Beaujolais, whether good, bad, young, or old, and whether wooded or not, never tastes like pinot noir from parts northward in France. Well, maybe on rare occasion when the wine comes from the very south of the Beaujolais, but even that tastes more like Côtes d'Or gamay than like pinot noir. Beaujolais may sometimes taste like Germany and Swiss pinot noir, but not like Burgundy. Not even if the wine was vinified with yeast intended to produce aromas like Burgundy and the wine was raised in barrels like they favor in Burgundy.

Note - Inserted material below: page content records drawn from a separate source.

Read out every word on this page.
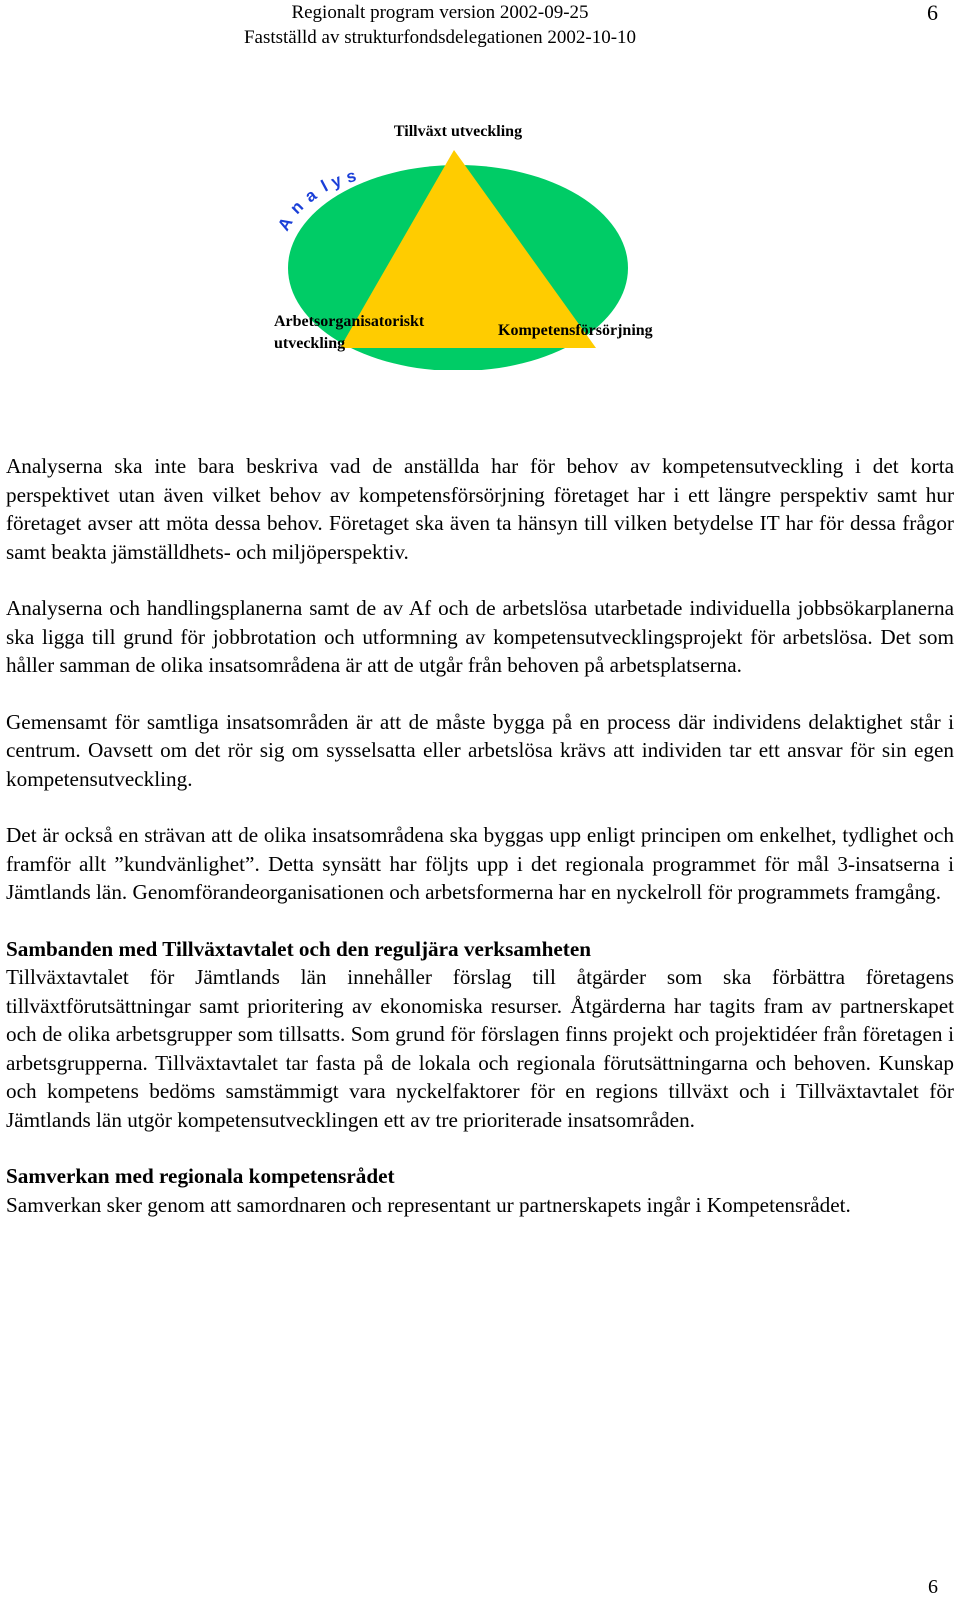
Regionalt program version 2002-09-25
Fastställd av strukturfondsdelegationen 2002-10-10
6
Tillväxt utveckling
A
n
a
l
y s
Arbetsorganisatoriskt
utveckling
Kompetensförsörjning

Analyserna ska inte bara beskriva vad de anställda har för behov av kompetensutveckling i det korta perspektivet utan även vilket behov av kompetensförsörjning företaget har i ett längre perspektiv samt hur företaget avser att möta dessa behov. Företaget ska även ta hänsyn till vilken betydelse IT har för dessa frågor samt beakta jämställdhets- och miljöperspektiv.

Analyserna och handlingsplanerna samt de av Af och de arbetslösa utarbetade individuella jobbsökarplanerna ska ligga till grund för jobbrotation och utformning av kompetensutvecklingsprojekt för arbetslösa. Det som håller samman de olika insatsområdena är att de utgår från behoven på arbetsplatserna.

Gemensamt för samtliga insatsområden är att de måste bygga på en process där individens delaktighet står i centrum. Oavsett om det rör sig om sysselsatta eller arbetslösa krävs att individen tar ett ansvar för sin egen kompetensutveckling.

Det är också en strävan att de olika insatsområdena ska byggas upp enligt principen om enkelhet, tydlighet och framför allt ”kundvänlighet”. Detta synsätt har följts upp i det regionala programmet för mål 3-insatserna i Jämtlands län. Genomförandeorganisationen och arbetsformerna har en nyckelroll för programmets framgång.

Sambanden med Tillväxtavtalet och den reguljära verksamheten

Tillväxtavtalet för Jämtlands län innehåller förslag till åtgärder som ska förbättra företagens tillväxtförutsättningar samt prioritering av ekonomiska resurser. Åtgärderna har tagits fram av partnerskapet och de olika arbetsgrupper som tillsatts. Som grund för förslagen finns projekt och projektidéer från företagen i arbetsgrupperna. Tillväxtavtalet tar fasta på de lokala och regionala förutsättningarna och behoven. Kunskap och kompetens bedöms samstämmigt vara nyckelfaktorer för en regions tillväxt och i Tillväxtavtalet för Jämtlands län utgör kompetensutvecklingen ett av tre prioriterade insatsområden.

Samverkan med regionala kompetensrådet

Samverkan sker genom att samordnaren och representant ur partnerskapets ingår i Kompetensrådet.

6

This isn't about quality. The wines just taste, smell, age, and usually even look different. A great Beaujolais is a great wine whether or not its aged character suggests Burgundy or anything else. And a bad one that manages to taste to Kane like Burgundy is still bad, whether or not anyone else tastes "dead leaves" in it.
The old cliché about this or that example being one that should "pinot" with age just intends to suggest the wines do age, and that they will get closer in general character to the more famous wines from near by, as older red wines of similar general shape will tend to do.
About 2009, some of the wines are good, some not, so far as I've seen. Imagine that.
With all the progress in wine geekdom, the horrid marketing crap regarding vintage continues to possess popular imagination. I suppose my work isn't yet all done. Fads come and go but horse shit never dies.